February 24, 2004

Biotech - Seeds contaminated with engineered DNA

"Engineered DNA Found in Crop Seeds: Tests Show U.S. Failure to Block Contamination From Gene-Altered Varieties," is the headline to this story today in the Washington Post. The lead:

Much of the U.S. supply of ordinary crop seeds has become contaminated with strands of engineered DNA, suggesting that current methods for segregating gene-altered seed plants from traditional varieties are failing, according to a pilot study released yesterday.

More than two-thirds of 36 conventional corn, soy and canola seed batches contained traces of DNA from genetically engineered crop varieties in lab tests commissioned by the Union of Concerned Scientists, a Washington-based advocacy group.

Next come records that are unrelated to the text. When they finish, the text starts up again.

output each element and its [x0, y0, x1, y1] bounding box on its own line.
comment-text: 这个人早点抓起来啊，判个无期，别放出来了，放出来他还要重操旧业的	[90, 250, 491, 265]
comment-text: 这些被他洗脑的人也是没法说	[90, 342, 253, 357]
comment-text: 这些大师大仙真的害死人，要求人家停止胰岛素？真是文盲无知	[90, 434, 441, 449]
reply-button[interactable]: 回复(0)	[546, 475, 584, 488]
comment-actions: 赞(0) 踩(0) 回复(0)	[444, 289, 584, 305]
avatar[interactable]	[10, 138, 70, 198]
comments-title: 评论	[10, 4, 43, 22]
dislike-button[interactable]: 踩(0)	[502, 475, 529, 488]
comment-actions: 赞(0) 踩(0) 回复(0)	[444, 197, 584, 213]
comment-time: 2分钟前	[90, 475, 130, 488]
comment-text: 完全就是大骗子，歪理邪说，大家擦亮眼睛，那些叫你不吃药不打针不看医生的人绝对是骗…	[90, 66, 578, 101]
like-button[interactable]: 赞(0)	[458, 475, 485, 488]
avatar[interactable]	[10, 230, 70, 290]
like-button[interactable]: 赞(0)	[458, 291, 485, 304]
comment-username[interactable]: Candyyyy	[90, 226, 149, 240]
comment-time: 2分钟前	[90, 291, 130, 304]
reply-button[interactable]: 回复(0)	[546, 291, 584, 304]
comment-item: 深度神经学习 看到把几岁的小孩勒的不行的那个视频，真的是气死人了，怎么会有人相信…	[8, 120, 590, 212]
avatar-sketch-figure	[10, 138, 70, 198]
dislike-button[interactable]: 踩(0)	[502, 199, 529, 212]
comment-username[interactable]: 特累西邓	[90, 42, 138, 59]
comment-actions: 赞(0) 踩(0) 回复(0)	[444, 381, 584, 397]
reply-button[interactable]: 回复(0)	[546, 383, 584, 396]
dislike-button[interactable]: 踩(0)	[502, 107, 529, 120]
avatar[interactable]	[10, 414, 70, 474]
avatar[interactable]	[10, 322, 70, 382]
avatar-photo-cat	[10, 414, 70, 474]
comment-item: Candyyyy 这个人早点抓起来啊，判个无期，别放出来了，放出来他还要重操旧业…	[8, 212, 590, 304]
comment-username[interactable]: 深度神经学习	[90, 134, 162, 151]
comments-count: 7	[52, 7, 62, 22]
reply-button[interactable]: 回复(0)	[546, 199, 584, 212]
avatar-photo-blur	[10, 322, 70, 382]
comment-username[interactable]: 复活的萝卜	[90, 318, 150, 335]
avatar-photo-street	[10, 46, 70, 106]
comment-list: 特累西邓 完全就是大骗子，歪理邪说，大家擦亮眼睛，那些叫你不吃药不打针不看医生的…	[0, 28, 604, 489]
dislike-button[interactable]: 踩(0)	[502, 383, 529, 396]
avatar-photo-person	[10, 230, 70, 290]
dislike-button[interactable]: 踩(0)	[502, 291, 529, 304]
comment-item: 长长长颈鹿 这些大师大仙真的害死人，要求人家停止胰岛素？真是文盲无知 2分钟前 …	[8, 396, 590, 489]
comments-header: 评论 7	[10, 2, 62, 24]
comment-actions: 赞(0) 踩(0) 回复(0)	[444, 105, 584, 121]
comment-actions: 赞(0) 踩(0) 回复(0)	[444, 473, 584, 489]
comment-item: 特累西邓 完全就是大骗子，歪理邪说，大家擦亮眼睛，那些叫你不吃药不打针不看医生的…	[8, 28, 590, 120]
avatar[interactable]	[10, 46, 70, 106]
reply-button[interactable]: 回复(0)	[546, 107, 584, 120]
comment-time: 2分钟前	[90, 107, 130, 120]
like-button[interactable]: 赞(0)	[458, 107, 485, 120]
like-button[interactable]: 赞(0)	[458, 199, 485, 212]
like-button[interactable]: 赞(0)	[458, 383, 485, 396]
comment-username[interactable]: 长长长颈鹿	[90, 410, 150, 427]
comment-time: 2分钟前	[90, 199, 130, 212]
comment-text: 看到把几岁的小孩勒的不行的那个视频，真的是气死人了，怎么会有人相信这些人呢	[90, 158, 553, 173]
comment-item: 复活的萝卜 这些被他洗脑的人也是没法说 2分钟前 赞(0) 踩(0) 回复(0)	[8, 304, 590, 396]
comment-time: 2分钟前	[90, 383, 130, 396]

The report concludes that "if federal rules and farm practices are not tightened ... the United States may soon find it impossible to guarantee that any portion of its food supply is free of gene-altered elements, a situation that could seriously disrupt the export of U.S. foods, seeds and oils."

The 70-page report, titled "Gone to Seed," may be accesed here. A story from Food Production Daily may be accessed here.

The Post has a special page devoted to Biotech Food, linking to all its earlier stories, including this one from January 23rd headlined "Rules on Biotech Crops to Be Revised: USDA Will Examine Environmental Impact of Genetic Engineering."